Klasik fizikte bu ölçümler sonsuza dek geçerlidir. Pinpon topunuz sonsuz gelecekte hangi raketten sekerse seksin bütün hareketleri geçmişte onun üzerinde yaptığınız ölçümlere bağlı olacaktır. Kuantum fiziğinde ise 1) ölçümleriniz kesin değildir ve 2) sadece belirli bir süre için geçerlidir; çünkü kuantum fiziğinde rastlantısallıktan kaynaklanan belirsizlikler vardır.
Pinpon topunun hareketleri ölçümleriniz üzerinden ne kadar uzun süre geçerse o kadar öngörülemez olur. Zamanla topa daha çok rastlantısal olay etki eder ve konumu, momentumu vb. gittikçe öngörülemez şekilde değişir. Topu ne kadar kesin ölçerseniz ölçün belirsizliği ortadan kaldıramazsınız. Neden mi? Heisenberg’in belirsizlik ilkesi yüzünden. Öyle ki pinpon topunun bir özelliğini ne kadar kesin ölçerseniz diğer özellikleri o kadar belirsiz olur. Belirsizlik sadece bundan kaynaklanmaz ama kuantum ölçümler ile enformasyon arasındaki ilişkiyi önce bu açıdan görelim:
- Pozisyon Δx) ve momentum (Δp),
- Enerji (ΔE) ve zaman (Δt),
- Elektrik potansiyeli veya voltaj (Δφ) ve serbest elektrik yükü (Δq),
- Açısal momentum (ΔL) ile yönelim ve açısal konum (Δθ) değişmeli değildir.
Örneğin konum ve momentumun çarpımı momentum ile konumun çarpımına eşit değildir. Konumu ne kadar kesin bilirseniz momentum o kadar belirsiz olacağı ve tersi de geçerli olduğu için öyledir (resme bakın). Şimdi size kuantum belirsizliğin daha derin bir nedeni söyleyeceğim:
İlgili yazı: Neden Geçmiş Yerine Geleceği Hatırlamıyoruz?

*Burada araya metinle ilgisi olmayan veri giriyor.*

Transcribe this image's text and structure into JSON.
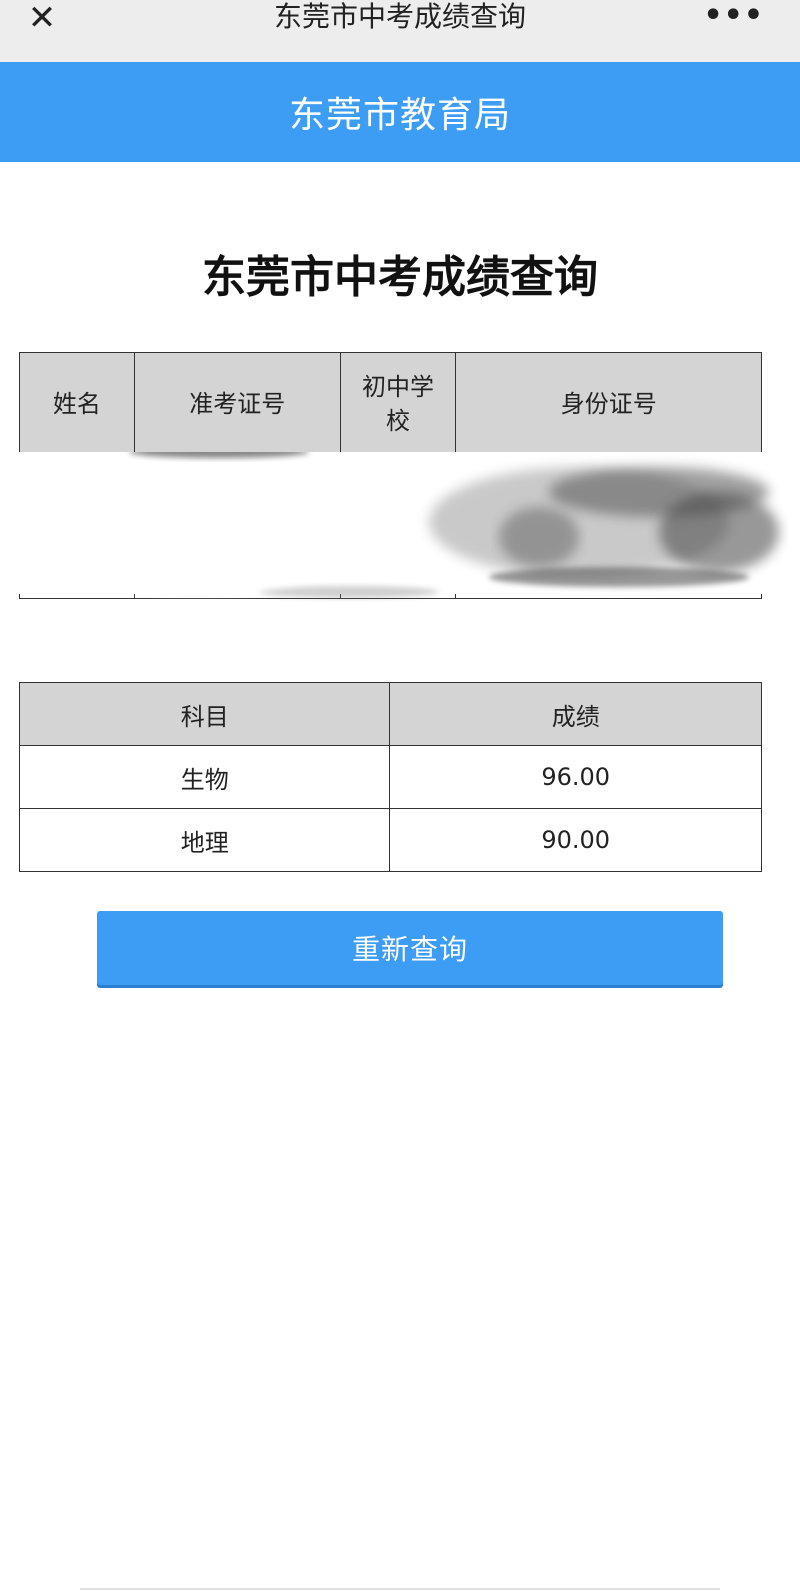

Kuantum ölçümler ve Planck uzunluğu
Evrende Planck uzunluğundan kısa mesafelerde ölçüm yapmak imkansızdır; çünkü mesafeler kısaldıkça belirsizlik artar ve Planck uzunluğunda maksimuma ulaşır. Bunun sebebi bir parçacık ne kadar küçükse onu o kadar kısa dalga boyunda ölçmenizin gerekmesidir. Planck uzunluğunu ölçmek için gereken gama ışını fotonları o kadar parlak olur ki detektörlerinizi kör eder.

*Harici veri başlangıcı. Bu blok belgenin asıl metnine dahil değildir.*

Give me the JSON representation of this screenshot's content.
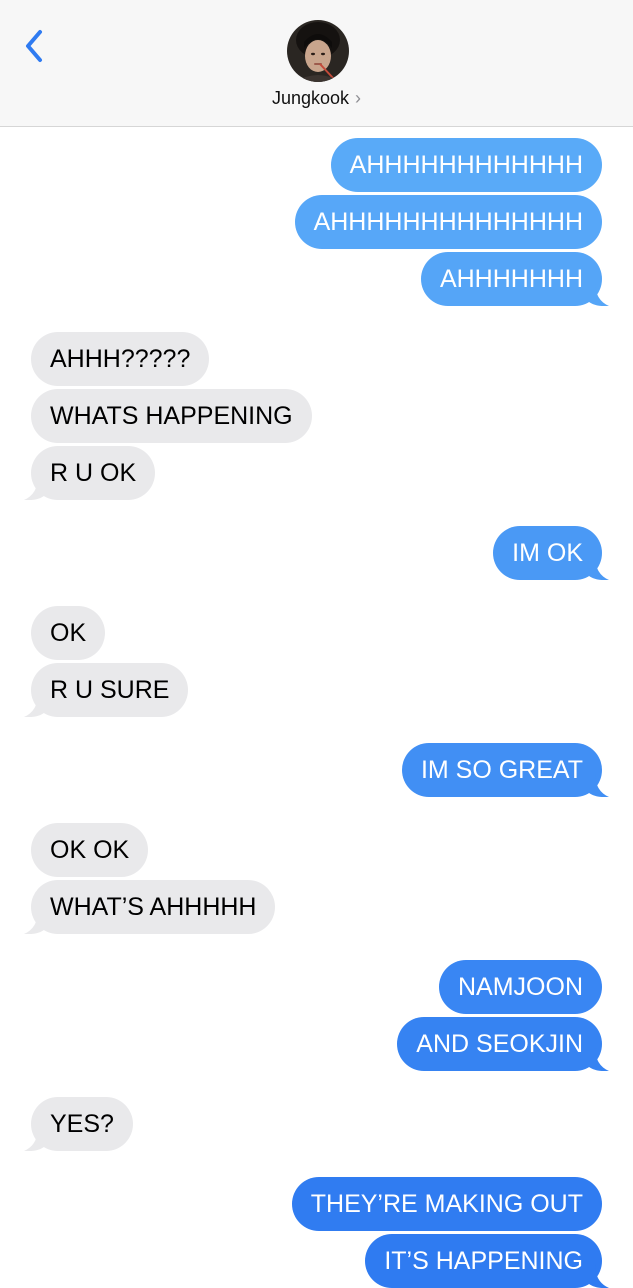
{
  "header": {
    "contact_name": "Jungkook",
    "chevron": "›"
  },
  "colors": {
    "sent_bubble_top": "#5fb0f9",
    "sent_bubble_bottom": "#2f7bf1",
    "received_bubble": "#e9e9eb",
    "accent": "#2f7bf1"
  },
  "icons": {
    "back": "chevron-left-icon",
    "contact_detail": "chevron-right-icon"
  },
  "messages": [
    {
      "dir": "sent",
      "text": "AHHHHHHHHHHHH"
    },
    {
      "dir": "sent",
      "text": "AHHHHHHHHHHHHHH"
    },
    {
      "dir": "sent",
      "text": "AHHHHHHH"
    },
    {
      "dir": "received",
      "text": "AHHH?????"
    },
    {
      "dir": "received",
      "text": "WHATS HAPPENING"
    },
    {
      "dir": "received",
      "text": "R U OK"
    },
    {
      "dir": "sent",
      "text": "IM OK"
    },
    {
      "dir": "received",
      "text": "OK"
    },
    {
      "dir": "received",
      "text": "R U SURE"
    },
    {
      "dir": "sent",
      "text": "IM SO GREAT"
    },
    {
      "dir": "received",
      "text": "OK OK"
    },
    {
      "dir": "received",
      "text": "WHAT’S AHHHHH"
    },
    {
      "dir": "sent",
      "text": "NAMJOON"
    },
    {
      "dir": "sent",
      "text": "AND SEOKJIN"
    },
    {
      "dir": "received",
      "text": "YES?"
    },
    {
      "dir": "sent",
      "text": "THEY’RE MAKING OUT"
    },
    {
      "dir": "sent",
      "text": "IT’S HAPPENING"
    }
  ]
}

Ayrıca Planck enerjisine çıkamazsınız; çünkü Planck uzunluğu (~1035 m) ışığın bir Planck anında (~10-41 sn) aldığı mesafedir. Bu nedenle Planck enerjisinin tamamını ölçüm yapmakta kullanamazsınız. Planck enerjisi evrende ulaşabileceğiniz en yüksek enerjidir ama termodinamik yasaları enerjinin tamamını işe dönüştürmenizi yasaklar.
Peki bu Evrenin Planck uzunluğundan kısa mesafelerde var olmadığı anlamına mı geliyor? Hayır ama yaşadığımız gözlemlenebilir evren ve onu yöneten fizik kurallarının daha kısa mesafelerde işlemediği anlamına geliyor. Aynı zamanda Planck uzunluğundan kısa olan her ne varsa tümüyle belirsiz olduğu anlamına geliyor.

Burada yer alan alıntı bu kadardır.